Le débat au Japon intervient alors qu'aux Etats-Unis, la Cour suprême est sur le point d'annuler une décision de 1973 garantissant l'accès à l'avortement dans tout le pays.
On estime à 610.000 le nombre de grossesses non planifiées chaque année au Japon, selon une enquête réalisée en 2019 par le groupe pharmaceutique allemand Bayer et l'Université de Tokyo.
L'avortement - légal au Japon depuis 1948 - est possible jusqu'à 22 semaines, mais le consentement du conjoint est nécessaire, à de rares exceptions près, et la procédure chirurgicale est pour l'instant la seule option autorisée dans l'archipel.
Une compagnie pharmaceutique britannique, Linepharma, a déposé l'an dernier au Japon une demande d'autorisation de sa pilule abortive pouvant être utilisée en début de grossesse, mais des discussions se poursuivent.
L'interruption de grossesse n'est pas remboursée par l'assurance maladie et l'opération peut coûter entre 100.000 et 200.000 yens (entre 700 et 1.400 euros), les avortements tardifs étant parfois encore plus chers.
Asuka Someya, qui a subi un avortement quand elle était étudiante, confie qu'elle était "terrifiée" quand elle avait été informée du risque que l'opération pouvait la laisser stérile. "Mais je pensais alors que ce serait de ma faute".
- "Il faut que ça change" -
Le préservatif masculin est de loin la méthode contraceptive préférée au Japon, et les alternatives sont peu mises en avant.
La pilule contraceptive a été approuvée en 1999 dans le pays après des décennies de délibérations. Elle n'est prise que par 2,9% des femmes en âge de procréer, contre environ un tiers en France et près de 20% en Thaïlande, selon un rapport de l'Organisation des Nations unies en 2019.
La gynécologue Sakiko Enmi, qui mène campagne pour un meilleur accès à la pilule du lendemain, demande au gouvernement nippon d'arrêter de traîner les pieds: "Il faut que ça change".
Le lévonorgestrel, médicament utilisé dans la contraception d'urgence pour retarder ou empêcher l'ovulation, est légal au Japon depuis plus de dix ans.

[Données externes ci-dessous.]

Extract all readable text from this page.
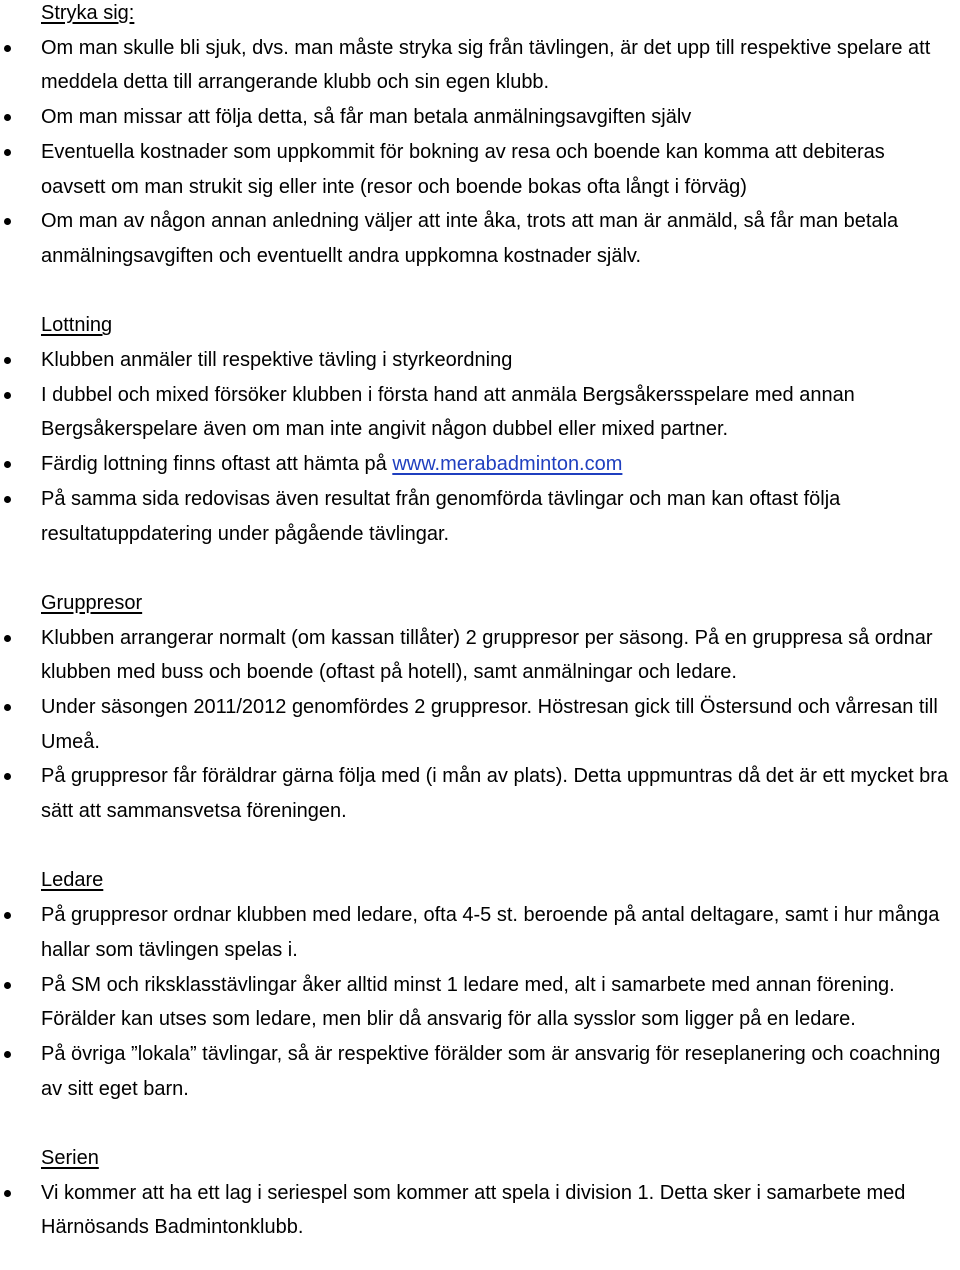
Stryka sig:
Om man skulle bli sjuk, dvs. man måste stryka sig från tävlingen, är det upp till respektive spelare att meddela detta till arrangerande klubb och sin egen klubb.
Om man missar att följa detta, så får man betala anmälningsavgiften själv
Eventuella kostnader som uppkommit för bokning av resa och boende kan komma att debiteras oavsett om man strukit sig eller inte (resor och boende bokas ofta långt i förväg)
Om man av någon annan anledning väljer att inte åka, trots att man är anmäld, så får man betala anmälningsavgiften och eventuellt andra uppkomna kostnader själv.
Lottning
Klubben anmäler till respektive tävling i styrkeordning
I dubbel och mixed försöker klubben i första hand att anmäla Bergsåkersspelare med annan Bergsåkerspelare även om man inte angivit någon dubbel eller mixed partner.
Färdig lottning finns oftast att hämta på www.merabadminton.com
På samma sida redovisas även resultat från genomförda tävlingar och man kan oftast följa resultatuppdatering under pågående tävlingar.
Gruppresor
Klubben arrangerar normalt (om kassan tillåter) 2 gruppresor per säsong. På en gruppresa så ordnar klubben med buss och boende (oftast på hotell), samt anmälningar och ledare.
Under säsongen 2011/2012 genomfördes 2 gruppresor. Höstresan gick till Östersund och vårresan till Umeå.
På gruppresor får föräldrar gärna följa med (i mån av plats). Detta uppmuntras då det är ett mycket bra sätt att sammansvetsa föreningen.
Ledare
På gruppresor ordnar klubben med ledare, ofta 4-5 st. beroende på antal deltagare, samt i hur många hallar som tävlingen spelas i.
På SM och riksklasstävlingar åker alltid minst 1 ledare med, alt i samarbete med annan förening. Förälder kan utses som ledare, men blir då ansvarig för alla sysslor som ligger på en ledare.
På övriga ”lokala” tävlingar, så är respektive förälder som är ansvarig för reseplanering och coachning av sitt eget barn.
Serien
Vi kommer att ha ett lag i seriespel som kommer att spela i division 1. Detta sker i samarbete med Härnösands Badmintonklubb.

Mais "il ne parvient pas à celles qui en ont vraiment besoin en raison de sa faible accessibilité et de son prix", regrette Mme Enmi.
Les femmes peuvent désormais consulter un médecin en ligne pour obtenir une ordonnance, mais elles doivent toujours prendre la pilule du lendemain devant un pharmacien.
Un panel gouvernemental avait rejeté sa mise en vente libre en 2017 et de nombreux médecins y restent opposés.
En octobre dernier, un sondage de l'Association japonaise des obstétriciens et gynécologues (JAOG) a révélé que 92% des professionnels interrogés disaient avoir des inquiétudes sur le sujet, notamment sur un usage abusif cette pilule d'urgence.